A indústria da construção civil se ressentiu-se recentemente de “apagão” de mão de obra qualificada. Tratava-se de um falso problema – o que realmente fazia e faz falta no Brasil é a oferta de “mentes de obra”
As manchetes de jornal noticiaram à sociedade brasileira a existência de um verdadeiro “apagão” de mão de obra em todos os setores da atividade econômica – e, em especial, na construção civil. Em inúmeras matérias, falava-se da baixa qualificação dos trabalhadores. Erroneamente surgem artigos na mídia que apontam a abaixa qualidade da mão de obra como a responsável pela má qualidade das edificações e, principalmente, pelo elevado desperdício de recursos e materiais que fazem a fama do setor. Escreve-se também sobre a insuficiência de engenheiros para tocar as obras de infraestrutura necessárias à sustentação do crescimento e, ainda, para suprir as demandas habitacionais não satisfeitas no Brasil.
Em um passado não muito remoto, as atividades econômicas eram dependentes da grande oferta de mão de obra. O estágio de desenvolvimento tecnológico do país assim o exigia. O termo “mão de obra” ainda é usado de forma genérica para designar todo e qualquer recurso humano necessário à realização de uma tarefa. Mas aqui cabe uma questão: será a “mão de obra” o recurso mais escasso? Vejamos: o mundo inteiro concorda – o Brasil inclusive – que estamos na era do conhecimento. Qualquer ganho de produtividade nas atividades econômicas decorre da aplicação de inúmeros fatores ligados ao conhecimento: Criar, inovar, gerir, liderar, conhecer, treinar, motivar… Os verbos mais usados em dez entre dez manuais de gestão têm relação com o conhecimento, e não com as mãos. Logo, quando falávamos da escassez de mão de obra, talvez o termo correlacionado devesse ser falta de “mente de obra”, em substituição a “mão de obra”.
É exatamente o que ocorre na construção civil, por exemplo. Vários estudos revelam que os ganhos de produtividade passam por melhorias de projeto e seus detalhamentos, evolução do gerenciamento, mudanças que proporcionem uma maior participação de componentes industrializados e incremento da logística de suprimentos, entre outros avanços. Todos esses fatores têm alto impacto na velocidade, no custo e na produtividade da construção civil – e todos dependem mais de um melhor desempenho de gerentes e engenheiros do que da qualificação da “mão de obra”, no sentido clássico do termo.
Alguns dados sobre o estágio de desenvolvimento tecnológico e gerencial da construção civil no Brasil são curiosos. Eles mostram que há um grande gap tecnológico e gerencial que deve ser vencido para que a cadeia produtiva do setor tenha ganhos de eficiência.

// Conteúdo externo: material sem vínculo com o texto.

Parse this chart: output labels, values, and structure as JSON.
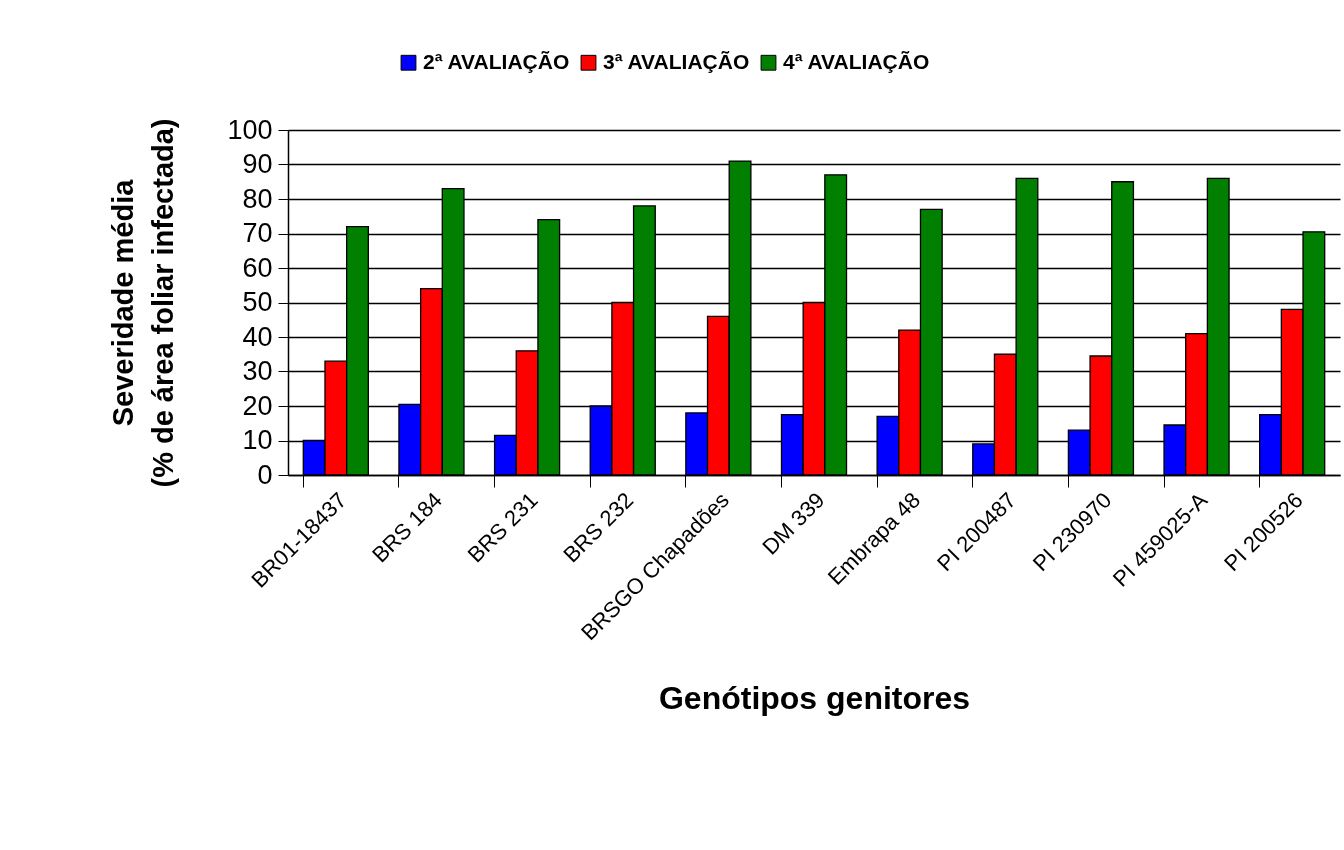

Para entender melhor que “gap” é esse, é preciso distinguir os conceitos de “conversão” e “fluxo”. Conversão são todas as tarefas que convertem energia ou recursos em valor agregado. Já tarefas de fluxo são aquelas relacionadas ao transporte interno de materiais, armazenagem e tempos de espera – seja por falta de materiais, indefinições de projeto, gargalos logísticos internos e outros problemas dentro do canteiro de obras que convertem energia em custo, e não em valor agregado.
Estudo recente conduzido pela Ernst & Young junto à executivos ligados ao setor da construção civil indicou que as alavancas para melhorar a produtividade do setor são, principalmente a melhoria do planejamento, dos projetos, dos métodos de gestão e a qualificação da mão de obra.
Ocorre que se os três primeiros foram implementados, o quarto torna-se menos necessário uma vez que os primeiros tendem a reduzir a necessidade de mão de obra, através do aumento de sua produtividade em decorrência de fatores alheios à qualidade da mão de obra em si mas decorrentes da melhor alocação e aproveitamento da mão da própria mão de obra.
Os fatores mais impactantes, portanto, para o aumento da produtividade na construção civil não dependem de treinamento de mão de obra, mas de “neurônios de obra”, que tornarão a mão de obra menos necessária.
É esse o futuro inexorável que nos aguarda.